I'm dealing with Exercise 2 of Bishop's Constructive Analysis, Chapter 2 :
- Construct a mapping $f$ from a set $A$ to a set $B$ such that $f$ is onto $B$, but there does not exist a mapping $g: B \rightarrow A$ with $f (g(b)) = b$ for all $b$ in $B$.
I don't know how to define $A$ in order to reach weak contradiction of choosing one member of the set $f^{-1}(b)$ for each $b$.

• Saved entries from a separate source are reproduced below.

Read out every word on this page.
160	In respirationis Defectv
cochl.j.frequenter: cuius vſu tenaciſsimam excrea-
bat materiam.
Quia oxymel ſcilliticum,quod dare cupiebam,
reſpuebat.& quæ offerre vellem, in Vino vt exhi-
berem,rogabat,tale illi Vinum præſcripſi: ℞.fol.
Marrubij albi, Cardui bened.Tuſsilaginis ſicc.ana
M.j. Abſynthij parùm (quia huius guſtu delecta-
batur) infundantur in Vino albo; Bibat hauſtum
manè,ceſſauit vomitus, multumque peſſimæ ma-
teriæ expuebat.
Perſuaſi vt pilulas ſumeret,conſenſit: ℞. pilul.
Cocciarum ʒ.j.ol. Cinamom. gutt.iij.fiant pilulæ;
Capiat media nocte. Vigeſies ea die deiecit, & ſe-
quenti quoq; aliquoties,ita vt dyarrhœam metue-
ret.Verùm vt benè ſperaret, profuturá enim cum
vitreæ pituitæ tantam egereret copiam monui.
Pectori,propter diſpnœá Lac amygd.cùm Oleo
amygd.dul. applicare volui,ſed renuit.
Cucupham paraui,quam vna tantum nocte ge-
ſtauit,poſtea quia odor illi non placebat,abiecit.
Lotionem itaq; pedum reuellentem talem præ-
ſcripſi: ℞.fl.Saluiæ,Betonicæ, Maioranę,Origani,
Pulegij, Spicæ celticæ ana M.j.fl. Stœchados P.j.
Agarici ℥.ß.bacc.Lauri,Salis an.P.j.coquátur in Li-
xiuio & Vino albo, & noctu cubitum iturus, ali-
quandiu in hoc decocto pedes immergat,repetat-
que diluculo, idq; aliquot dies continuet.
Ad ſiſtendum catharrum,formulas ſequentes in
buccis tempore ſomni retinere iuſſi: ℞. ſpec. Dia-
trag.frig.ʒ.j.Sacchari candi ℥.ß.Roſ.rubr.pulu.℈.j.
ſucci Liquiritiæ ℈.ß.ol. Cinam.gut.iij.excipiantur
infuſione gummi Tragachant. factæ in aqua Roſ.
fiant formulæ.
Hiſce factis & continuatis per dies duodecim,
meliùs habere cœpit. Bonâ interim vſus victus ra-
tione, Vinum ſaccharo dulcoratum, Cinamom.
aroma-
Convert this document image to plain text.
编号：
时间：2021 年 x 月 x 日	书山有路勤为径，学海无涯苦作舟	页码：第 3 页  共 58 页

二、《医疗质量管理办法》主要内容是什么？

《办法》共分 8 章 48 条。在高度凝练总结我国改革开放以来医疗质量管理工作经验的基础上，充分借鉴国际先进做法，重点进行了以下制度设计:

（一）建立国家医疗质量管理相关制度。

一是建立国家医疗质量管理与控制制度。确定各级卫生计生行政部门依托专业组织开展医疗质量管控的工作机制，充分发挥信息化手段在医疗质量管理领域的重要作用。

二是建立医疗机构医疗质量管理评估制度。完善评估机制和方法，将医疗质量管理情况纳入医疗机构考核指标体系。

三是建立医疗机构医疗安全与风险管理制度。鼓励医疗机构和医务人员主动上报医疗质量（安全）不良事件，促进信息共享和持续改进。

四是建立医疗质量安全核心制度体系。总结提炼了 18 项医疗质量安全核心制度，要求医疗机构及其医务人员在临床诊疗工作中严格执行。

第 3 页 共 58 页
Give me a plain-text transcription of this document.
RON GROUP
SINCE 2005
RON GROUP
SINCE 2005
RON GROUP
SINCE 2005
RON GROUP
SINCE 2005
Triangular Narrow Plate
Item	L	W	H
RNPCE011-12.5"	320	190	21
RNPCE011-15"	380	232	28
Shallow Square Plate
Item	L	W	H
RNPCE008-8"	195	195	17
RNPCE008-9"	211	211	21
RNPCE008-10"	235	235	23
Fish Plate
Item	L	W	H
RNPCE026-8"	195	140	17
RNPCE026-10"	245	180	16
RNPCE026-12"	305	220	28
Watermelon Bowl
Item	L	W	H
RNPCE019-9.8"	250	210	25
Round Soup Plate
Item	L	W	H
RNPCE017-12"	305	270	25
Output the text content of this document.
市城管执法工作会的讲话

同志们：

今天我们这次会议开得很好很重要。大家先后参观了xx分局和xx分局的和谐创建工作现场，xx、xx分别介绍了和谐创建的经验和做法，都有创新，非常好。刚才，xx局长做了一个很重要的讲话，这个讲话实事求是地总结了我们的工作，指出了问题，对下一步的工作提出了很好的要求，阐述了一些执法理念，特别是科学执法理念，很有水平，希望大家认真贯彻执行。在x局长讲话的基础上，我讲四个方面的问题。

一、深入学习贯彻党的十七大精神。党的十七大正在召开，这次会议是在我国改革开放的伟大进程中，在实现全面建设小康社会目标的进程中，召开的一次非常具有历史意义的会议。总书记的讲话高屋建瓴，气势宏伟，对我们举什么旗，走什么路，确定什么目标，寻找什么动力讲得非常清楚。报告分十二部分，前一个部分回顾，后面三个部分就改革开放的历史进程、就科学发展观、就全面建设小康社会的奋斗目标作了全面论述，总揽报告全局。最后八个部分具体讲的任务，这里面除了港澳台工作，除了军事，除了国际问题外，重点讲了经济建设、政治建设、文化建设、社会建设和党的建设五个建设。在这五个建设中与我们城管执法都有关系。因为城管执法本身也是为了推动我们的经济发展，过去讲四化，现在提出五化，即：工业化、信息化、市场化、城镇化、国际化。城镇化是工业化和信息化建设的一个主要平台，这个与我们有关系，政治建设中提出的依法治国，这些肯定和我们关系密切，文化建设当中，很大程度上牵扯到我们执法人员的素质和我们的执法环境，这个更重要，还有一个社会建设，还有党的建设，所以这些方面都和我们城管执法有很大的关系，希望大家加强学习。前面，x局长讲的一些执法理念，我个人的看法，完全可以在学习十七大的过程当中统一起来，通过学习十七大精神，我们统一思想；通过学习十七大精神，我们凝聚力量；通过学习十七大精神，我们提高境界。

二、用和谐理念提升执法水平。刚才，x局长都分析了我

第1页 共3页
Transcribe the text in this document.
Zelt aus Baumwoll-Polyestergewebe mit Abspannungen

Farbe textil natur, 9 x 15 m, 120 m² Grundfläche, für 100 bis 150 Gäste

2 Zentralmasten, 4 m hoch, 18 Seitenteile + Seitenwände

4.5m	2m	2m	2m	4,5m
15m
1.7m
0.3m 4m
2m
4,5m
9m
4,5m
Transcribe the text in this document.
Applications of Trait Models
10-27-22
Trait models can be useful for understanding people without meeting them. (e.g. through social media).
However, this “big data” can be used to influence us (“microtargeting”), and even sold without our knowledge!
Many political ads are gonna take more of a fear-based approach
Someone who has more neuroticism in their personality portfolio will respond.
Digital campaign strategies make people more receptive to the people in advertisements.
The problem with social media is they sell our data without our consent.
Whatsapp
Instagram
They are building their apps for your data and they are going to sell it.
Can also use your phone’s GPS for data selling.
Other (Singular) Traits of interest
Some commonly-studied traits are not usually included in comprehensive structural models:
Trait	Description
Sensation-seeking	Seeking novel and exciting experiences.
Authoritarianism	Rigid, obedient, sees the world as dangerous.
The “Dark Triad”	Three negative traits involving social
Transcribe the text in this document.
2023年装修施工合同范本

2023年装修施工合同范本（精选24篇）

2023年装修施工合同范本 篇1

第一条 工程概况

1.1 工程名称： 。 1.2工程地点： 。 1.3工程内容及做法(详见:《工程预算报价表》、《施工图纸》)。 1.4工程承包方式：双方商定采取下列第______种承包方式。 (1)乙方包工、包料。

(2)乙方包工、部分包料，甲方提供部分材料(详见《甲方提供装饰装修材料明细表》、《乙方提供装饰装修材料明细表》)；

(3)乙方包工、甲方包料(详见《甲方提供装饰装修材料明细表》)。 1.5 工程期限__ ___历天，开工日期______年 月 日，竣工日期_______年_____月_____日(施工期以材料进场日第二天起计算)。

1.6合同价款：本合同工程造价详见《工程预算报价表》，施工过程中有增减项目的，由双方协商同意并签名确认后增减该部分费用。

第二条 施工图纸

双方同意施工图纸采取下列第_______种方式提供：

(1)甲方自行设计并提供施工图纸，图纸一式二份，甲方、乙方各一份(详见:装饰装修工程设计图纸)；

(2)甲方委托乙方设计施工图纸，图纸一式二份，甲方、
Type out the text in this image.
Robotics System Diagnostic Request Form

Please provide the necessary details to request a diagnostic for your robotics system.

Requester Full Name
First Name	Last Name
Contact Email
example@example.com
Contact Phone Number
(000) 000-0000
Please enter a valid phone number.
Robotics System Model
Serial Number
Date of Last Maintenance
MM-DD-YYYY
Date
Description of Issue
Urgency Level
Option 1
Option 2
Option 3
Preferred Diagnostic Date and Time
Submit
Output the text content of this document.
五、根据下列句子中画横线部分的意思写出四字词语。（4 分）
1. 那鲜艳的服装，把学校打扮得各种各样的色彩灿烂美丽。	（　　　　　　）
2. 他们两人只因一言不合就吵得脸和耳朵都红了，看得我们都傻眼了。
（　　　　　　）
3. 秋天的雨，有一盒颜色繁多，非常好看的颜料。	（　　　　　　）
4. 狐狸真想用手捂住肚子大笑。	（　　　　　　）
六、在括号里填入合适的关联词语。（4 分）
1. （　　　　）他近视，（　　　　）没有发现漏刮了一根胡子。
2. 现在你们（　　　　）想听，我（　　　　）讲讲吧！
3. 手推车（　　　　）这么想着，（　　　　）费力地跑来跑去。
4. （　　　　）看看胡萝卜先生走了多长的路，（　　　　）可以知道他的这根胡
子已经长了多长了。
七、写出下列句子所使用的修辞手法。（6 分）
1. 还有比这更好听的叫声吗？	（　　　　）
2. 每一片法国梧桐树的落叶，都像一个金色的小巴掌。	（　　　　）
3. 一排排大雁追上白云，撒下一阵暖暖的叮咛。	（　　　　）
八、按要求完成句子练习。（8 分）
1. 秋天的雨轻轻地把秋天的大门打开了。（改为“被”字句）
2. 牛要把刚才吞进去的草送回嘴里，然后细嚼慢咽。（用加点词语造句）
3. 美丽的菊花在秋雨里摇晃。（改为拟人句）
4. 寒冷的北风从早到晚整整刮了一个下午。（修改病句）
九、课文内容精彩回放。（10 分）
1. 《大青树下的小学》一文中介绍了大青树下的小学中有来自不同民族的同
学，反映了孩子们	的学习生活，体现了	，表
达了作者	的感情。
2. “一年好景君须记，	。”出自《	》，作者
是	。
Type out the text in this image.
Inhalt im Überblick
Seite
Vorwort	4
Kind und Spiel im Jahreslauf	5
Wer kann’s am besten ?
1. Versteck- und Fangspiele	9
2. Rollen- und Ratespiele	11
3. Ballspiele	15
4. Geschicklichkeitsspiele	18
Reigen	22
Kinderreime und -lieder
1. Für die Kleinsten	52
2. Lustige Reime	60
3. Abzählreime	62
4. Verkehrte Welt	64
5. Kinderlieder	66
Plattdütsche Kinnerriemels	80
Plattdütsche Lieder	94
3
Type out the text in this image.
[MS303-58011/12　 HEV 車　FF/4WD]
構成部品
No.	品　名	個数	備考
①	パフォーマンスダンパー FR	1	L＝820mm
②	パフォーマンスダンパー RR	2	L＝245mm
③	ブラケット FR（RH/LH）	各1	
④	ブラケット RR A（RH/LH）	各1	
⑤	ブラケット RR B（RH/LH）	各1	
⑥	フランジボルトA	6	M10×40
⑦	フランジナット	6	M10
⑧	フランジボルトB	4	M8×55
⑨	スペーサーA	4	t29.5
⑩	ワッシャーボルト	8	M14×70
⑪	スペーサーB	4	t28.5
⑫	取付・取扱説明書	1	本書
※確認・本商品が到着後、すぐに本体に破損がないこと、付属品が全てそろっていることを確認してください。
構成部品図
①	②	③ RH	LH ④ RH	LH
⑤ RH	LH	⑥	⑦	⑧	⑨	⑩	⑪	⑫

Such a set must be an undecidable set, like $\{x|(x=0\wedge p)\vee(x=1\wedge \neg p)\}$, where $p$ is NOT known to be true or not, like Goldbach conjecture. And existence of such a $g:B\rightarrow A$ must prove $p$ is true or not !
Another set $A$ can be, for example, $\mathbb{R}$ which doesn't have trichotomy or equality decidability.
Any help is appreciated.
#EDIT :
I think this map doesn't work, but it's not a bad try ($GC$ is Goldbach conjecture):
Let $A=\{x|(x=0\wedge GC)\vee(x=1\wedge \neg GC)\}$ and $B=\{2\}$. $A$ is nonempty but it's not nonvoid in the sense of Bishop's Book.
Define the function : $\left\{\begin{array}{ll} f:A\rightarrow B\\ f(x)\equiv2\end{array}\right.$.
Now, if there exists such a $g:B\rightarrow A$, then $g(2)$ is available !!! (not useful ?!)